Schema
Uncontrolled node
Overview
The Schema node creates and outputs JSON schema definitions that can be used to validate data structures or enforce structured output formats in other nodes. This node is particularly useful when working with AI generation nodes (like AI Write Data) that need to produce data matching a specific schema, or for validating data against a predefined structure.
The node provides a visual schema editor interface where you can define the structure, types, and constraints of your data.
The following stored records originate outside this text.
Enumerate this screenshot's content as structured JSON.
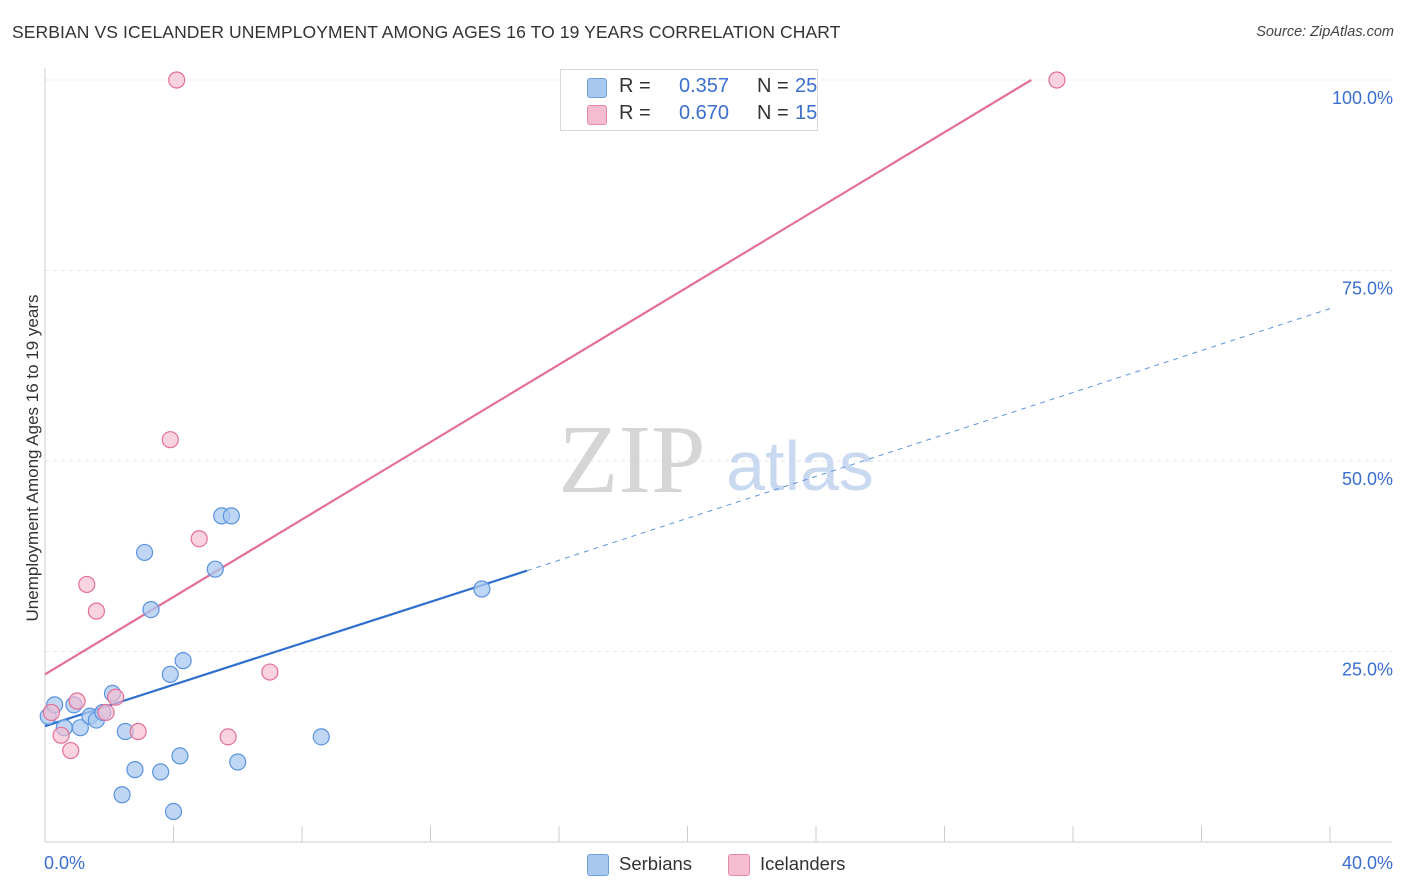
{
  "title": "SERBIAN VS ICELANDER UNEMPLOYMENT AMONG AGES 16 TO 19 YEARS CORRELATION CHART",
  "source": "Source: ZipAtlas.com",
  "watermark": {
    "zip": "ZIP",
    "atlas": "atlas"
  },
  "legend": {
    "r_label": "R =",
    "n_label": "N =",
    "series": [
      {
        "name": "Serbians",
        "r": "0.357",
        "n": "25",
        "color": "#a9c8f0",
        "border": "#6f9fde"
      },
      {
        "name": "Icelanders",
        "r": "0.670",
        "n": "15",
        "color": "#f6bcd0",
        "border": "#e58aa8"
      }
    ]
  },
  "chart_data": {
    "type": "scatter",
    "title": "SERBIAN VS ICELANDER UNEMPLOYMENT AMONG AGES 16 TO 19 YEARS CORRELATION CHART",
    "xlabel": "",
    "ylabel": "Unemployment Among Ages 16 to 19 years",
    "xlim": [
      0,
      40
    ],
    "ylim": [
      0,
      100
    ],
    "x_tick_labels": [
      "0.0%",
      "40.0%"
    ],
    "y_tick_labels": [
      "25.0%",
      "50.0%",
      "75.0%",
      "100.0%"
    ],
    "y_ticks": [
      25,
      50,
      75,
      100
    ],
    "grid": true,
    "series": [
      {
        "name": "Serbians",
        "color": "#5b93de",
        "fill": "#a9c8f0",
        "points": [
          [
            0.1,
            16.5
          ],
          [
            0.3,
            18.0
          ],
          [
            0.6,
            15.0
          ],
          [
            0.9,
            18.0
          ],
          [
            1.1,
            15.0
          ],
          [
            1.4,
            16.5
          ],
          [
            1.6,
            16.0
          ],
          [
            1.8,
            17.0
          ],
          [
            2.1,
            19.5
          ],
          [
            2.4,
            6.2
          ],
          [
            2.5,
            14.5
          ],
          [
            2.8,
            9.5
          ],
          [
            3.1,
            38.0
          ],
          [
            3.3,
            30.5
          ],
          [
            3.6,
            9.2
          ],
          [
            3.9,
            22.0
          ],
          [
            4.0,
            4.0
          ],
          [
            4.2,
            11.3
          ],
          [
            4.3,
            23.8
          ],
          [
            5.3,
            35.8
          ],
          [
            5.5,
            42.8
          ],
          [
            5.8,
            42.8
          ],
          [
            6.0,
            10.5
          ],
          [
            8.6,
            13.8
          ],
          [
            13.6,
            33.2
          ]
        ],
        "trend": {
          "x": [
            0,
            15
          ],
          "y": [
            15.2,
            35.6
          ],
          "dashed_to": [
            40,
            70.0
          ]
        }
      },
      {
        "name": "Icelanders",
        "color": "#e46f97",
        "fill": "#f6bcd0",
        "points": [
          [
            0.2,
            17.0
          ],
          [
            0.5,
            14.0
          ],
          [
            0.8,
            12.0
          ],
          [
            1.0,
            18.5
          ],
          [
            1.3,
            33.8
          ],
          [
            1.6,
            30.3
          ],
          [
            1.9,
            17.0
          ],
          [
            2.2,
            19.0
          ],
          [
            2.9,
            14.5
          ],
          [
            3.9,
            52.8
          ],
          [
            4.1,
            100.0
          ],
          [
            4.8,
            39.8
          ],
          [
            5.7,
            13.8
          ],
          [
            7.0,
            22.3
          ],
          [
            31.5,
            100.0
          ]
        ],
        "trend": {
          "x": [
            0,
            30.7
          ],
          "y": [
            22.0,
            100.0
          ]
        }
      }
    ]
  }
}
The schema is parsed and output as a JSON object that can be consumed by other nodes in your workflow.
Inputs
This node has no inputs.
Outputs
| Output | Type | Description |
|---|---|---|
| output | Data | Contains the parsed JSON schema object, or an error object if the schema is invalid or null. |
Properties
| Property | Type | Description | Default |
|---|---|---|---|
| schema | Schema | The JSON schema definition created via the schema editor UI. This defines the structure, types, and validation rules for your data. | null |
Runtime Behavior
When the workflow runs, the Schema node immediately parses the schema definition stored in its schema property. If the schema is valid JSON, it outputs the parsed schema object through the output socket. If the schema is null, empty, or contains invalid JSON, the node outputs an error object with a descriptive message.
Since this is an uncontrolled node, it does not wait for a run event and outputs its data immediately when requested by downstream nodes.
Example Usage
Structured AI Output
Connect the Schema node to the Schema input of an AI Write Data node to enforce a specific JSON structure for AI-generated content:
[Schema Node] --(output)--> [AI Write Data Node: schema input]
^
|
[Text Node: prompt] ----------------+
In this setup, the AI Write Data node will use the schema definition to constrain the AI's output to match the specified structure (e.g., ensuring the AI returns an object with specific fields like name, age, and email with correct data types).
Data Validation
You can also use the Schema node with validation nodes (like Assert or custom code nodes) to validate that incoming data matches an expected structure before processing it further in your workflow.
Schema Definition
The schema property accepts standard JSON Schema format. For example, a simple schema might look like:
{
"type": "object",
"properties": {
"name": {"type": "string"},
"age": {"type": "number"},
"email": {"type": "string"}
},
"required": ["name", "email"]
}
When using with AI Write Data, ensure your schema is compatible with the AI model's JSON mode capabilities. Complex nested schemas are supported, but very deep nesting may exceed the model's context window when serialized.